Metadata-Version: 2.4
Name: context-async-sqlalchemy
Version: 2.1.4
Summary: A convenient way to configure and work with an async SQLAlchemy session through context in asynchronous applications
Project-URL: Homepage, https://github.com/krylosov-aa/context-async-sqlalchemy
Author-email: krylosov-aa <krylosov.andrew@gmail.com>
License: MIT
License-File: LICENSE
Requires-Python: >=3.9
Requires-Dist: sqlalchemy>=2.0
Description-Content-Type: text/markdown

# context-async-sqlalchemy

[![PyPI](https://img.shields.io/pypi/v/context-async-sqlalchemy.svg)](https://pypi.org/project/context-async-sqlalchemy/)

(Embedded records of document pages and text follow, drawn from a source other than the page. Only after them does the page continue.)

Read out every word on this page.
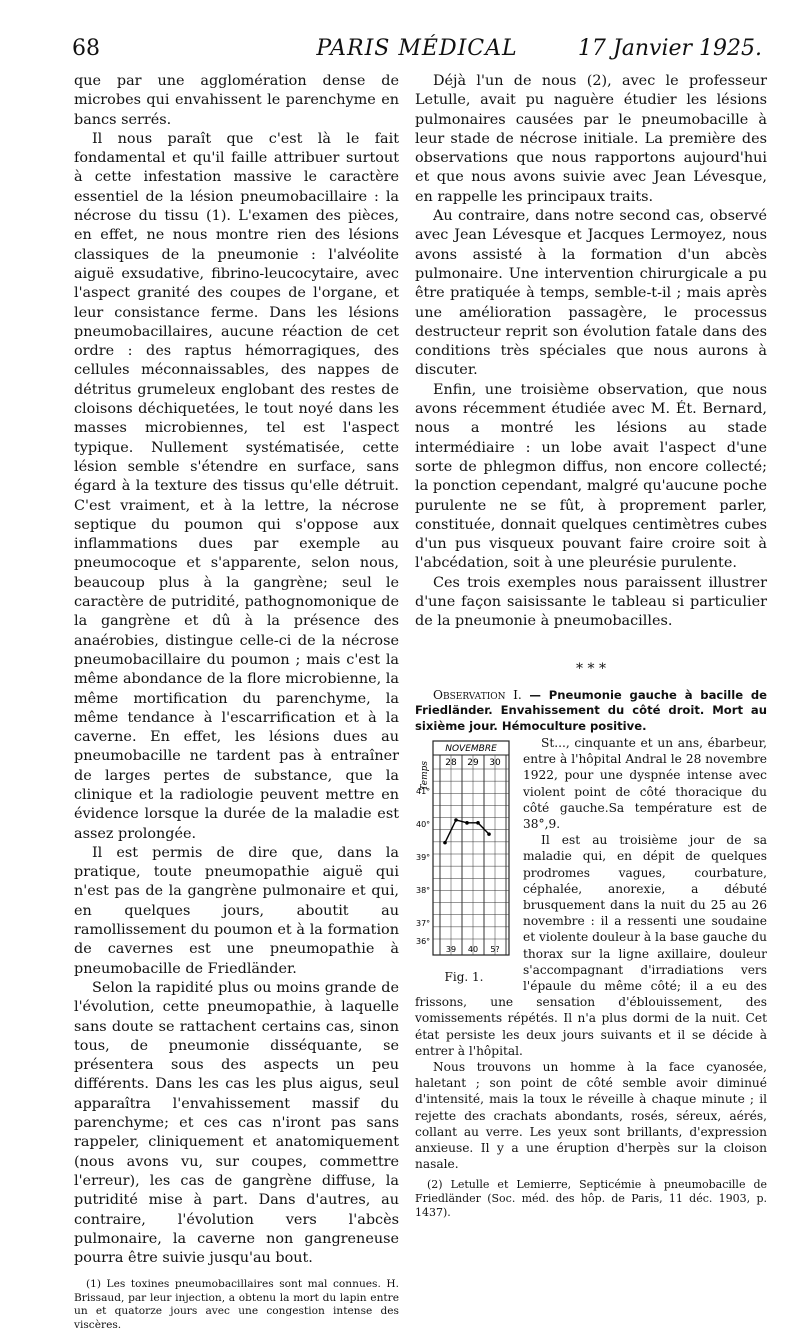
68	PARIS MÉDICAL	17 Janvier 1925.

que par une agglomération dense de microbes qui envahissent le parenchyme en bancs serrés.

Il nous paraît que c'est là le fait fondamental et qu'il faille attribuer surtout à cette infestation massive le caractère essentiel de la lésion pneumobacillaire : la nécrose du tissu (1). L'examen des pièces, en effet, ne nous montre rien des lésions classiques de la pneumonie : l'alvéolite aiguë exsudative, fibrino-leucocytaire, avec l'aspect granité des coupes de l'organe, et leur consistance ferme. Dans les lésions pneumobacillaires, aucune réaction de cet ordre : des raptus hémorragiques, des cellules méconnaissables, des nappes de détritus grumeleux englobant des restes de cloisons déchiquetées, le tout noyé dans les masses microbiennes, tel est l'aspect typique. Nullement systématisée, cette lésion semble s'étendre en surface, sans égard à la texture des tissus qu'elle détruit. C'est vraiment, et à la lettre, la nécrose septique du poumon qui s'oppose aux inflammations dues par exemple au pneumocoque et s'apparente, selon nous, beaucoup plus à la gangrène; seul le caractère de putridité, pathognomonique de la gangrène et dû à la présence des anaérobies, distingue celle-ci de la nécrose pneumobacillaire du poumon ; mais c'est la même abondance de la flore microbienne, la même mortification du parenchyme, la même tendance à l'escarrification et à la caverne. En effet, les lésions dues au pneumobacille ne tardent pas à entraîner de larges pertes de substance, que la clinique et la radiologie peuvent mettre en évidence lorsque la durée de la maladie est assez prolongée.

Il est permis de dire que, dans la pratique, toute pneumopathie aiguë qui n'est pas de la gangrène pulmonaire et qui, en quelques jours, aboutit au ramollissement du poumon et à la formation de cavernes est une pneumopathie à pneumobacille de Friedländer.

Selon la rapidité plus ou moins grande de l'évolution, cette pneumopathie, à laquelle sans doute se rattachent certains cas, sinon tous, de pneumonie disséquante, se présentera sous des aspects un peu différents. Dans les cas les plus aigus, seul apparaîtra l'envahissement massif du parenchyme; et ces cas n'iront pas sans rappeler, cliniquement et anatomiquement (nous avons vu, sur coupes, commettre l'erreur), les cas de gangrène diffuse, la putridité mise à part. Dans d'autres, au contraire, l'évolution vers l'abcès pulmonaire, la caverne non gangreneuse pourra être suivie jusqu'au bout.

(1) Les toxines pneumobacillaires sont mal connues. H. Brissaud, par leur injection, a obtenu la mort du lapin entre un et quatorze jours avec une congestion intense des viscères.

Déjà l'un de nous (2), avec le professeur Letulle, avait pu naguère étudier les lésions pulmonaires causées par le pneumobacille à leur stade de nécrose initiale. La première des observations que nous rapportons aujourd'hui et que nous avons suivie avec Jean Lévesque, en rappelle les principaux traits.

Au contraire, dans notre second cas, observé avec Jean Lévesque et Jacques Lermoyez, nous avons assisté à la formation d'un abcès pulmonaire. Une intervention chirurgicale a pu être pratiquée à temps, semble-t-il ; mais après une amélioration passagère, le processus destructeur reprit son évolution fatale dans des conditions très spéciales que nous aurons à discuter.

Enfin, une troisième observation, que nous avons récemment étudiée avec M. Ét. Bernard, nous a montré les lésions au stade intermédiaire : un lobe avait l'aspect d'une sorte de phlegmon diffus, non encore collecté; la ponction cependant, malgré qu'aucune poche purulente ne se fût, à proprement parler, constituée, donnait quelques centimètres cubes d'un pus visqueux pouvant faire croire soit à l'abcédation, soit à une pleurésie purulente.

Ces trois exemples nous paraissent illustrer d'une façon saisissante le tableau si particulier de la pneumonie à pneumobacilles.

* * *

Observation I. — Pneumonie gauche à bacille de Friedländer. Envahissement du côté droit. Mort au sixième jour. Hémoculture positive.

NOVEMBRE
Temps 28 29 30
41°
40°
39°
38°
37°
36°
39 40 5?
Fig. 1.

St..., cinquante et un ans, ébarbeur, entre à l'hôpital Andral le 28 novembre 1922, pour une dyspnée intense avec violent point de côté thoracique du côté gauche.Sa température est de 38°,9.

Il est au troisième jour de sa maladie qui, en dépit de quelques prodromes vagues, courbature, céphalée, anorexie, a débuté brusquement dans la nuit du 25 au 26 novembre : il a ressenti une soudaine et violente douleur à la base gauche du thorax sur la ligne axillaire, douleur s'accompagnant d'irradiations vers l'épaule du même côté; il a eu des frissons, une sensation d'éblouissement, des vomissements répétés. Il n'a plus dormi de la nuit. Cet état persiste les deux jours suivants et il se décide à entrer à l'hôpital.

Nous trouvons un homme à la face cyanosée, haletant ; son point de côté semble avoir diminué d'intensité, mais la toux le réveille à chaque minute ; il rejette des crachats abondants, rosés, séreux, aérés, collant au verre. Les yeux sont brillants, d'expression anxieuse. Il y a une éruption d'herpès sur la cloison nasale.

(2) Letulle et Lemierre, Septicémie à pneumobacille de Friedländer (Soc. méd. des hôp. de Paris, 11 déc. 1903, p. 1437).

No AI was used in the creation of this library.

[DOCUMENTATION](https://krylosov-aa.github.io/context-async-sqlalchemy/)

Provides a super convenient way to work with SQLAlchemy in asynchronous
applications.
It handles the lifecycle management of the engine, sessions, and
transactions.

The main goal is to provide quick and easy access to a session,
without having to worry about opening or closing it when it’s not necessary.

Key features:

- Extremely easy to use
- Automatically manages the lifecycle of the engine, sessions, and
transactions (autocommit / autorollback)
- Does not interfere with manually opening or closing sessions and
transactions when needed
- Framework-agnostic - works with any web framework
- Not a wrapper around SQLAlchemy
- Convenient for testing
- Runtime host switching
- Supports multiple databases and multiple sessions per database
- Provides tools for running concurrent SQL queries
- Fully lazy initialization


## What does usage look like?

```python
from context_async_sqlalchemy import db_session
from sqlalchemy import insert

from database import connection  # your configured connection to the database
from models import ExampleTable  # just some model for example

async def some_func() -> None:
    # Created a session (no connection to the database yet)
    session = await db_session(connection)
    
    stmt = insert(ExampleTable).values(text="example_with_db_session")

    # On the first request, a connection and transaction were opened
    await session.execute(stmt)
    
    # If you call db_session again, it will return the same session
    # even in child coroutines.
    session = await db_session(connection)
    
    # The second request will use the same connection and the same transaction
    await session.execute(stmt)

    # The commit and closing of the session will occur automatically
```

## How it works

Here is a very simplified diagram of how everything works:

![basic schema.png](https://raw.githubusercontent.com/krylosov-aa/context-async-sqlalchemy/refs/heads/main/docs_sources/docs/img/basic_schema.png)

1. Before executing your code, the middleware will prepare a container in
which the sessions required by your code will be stored.
The container is saved in contextvars
2. Your code accesses the library to create new sessions and retrieve
existing ones
3. After your code, middleware will automatically commit or roll back open
transactions. Closes open sessions and clears the context.

The library also provides the ability to commit, rollback, and close at any
time, without waiting for the end of the request, without any problems.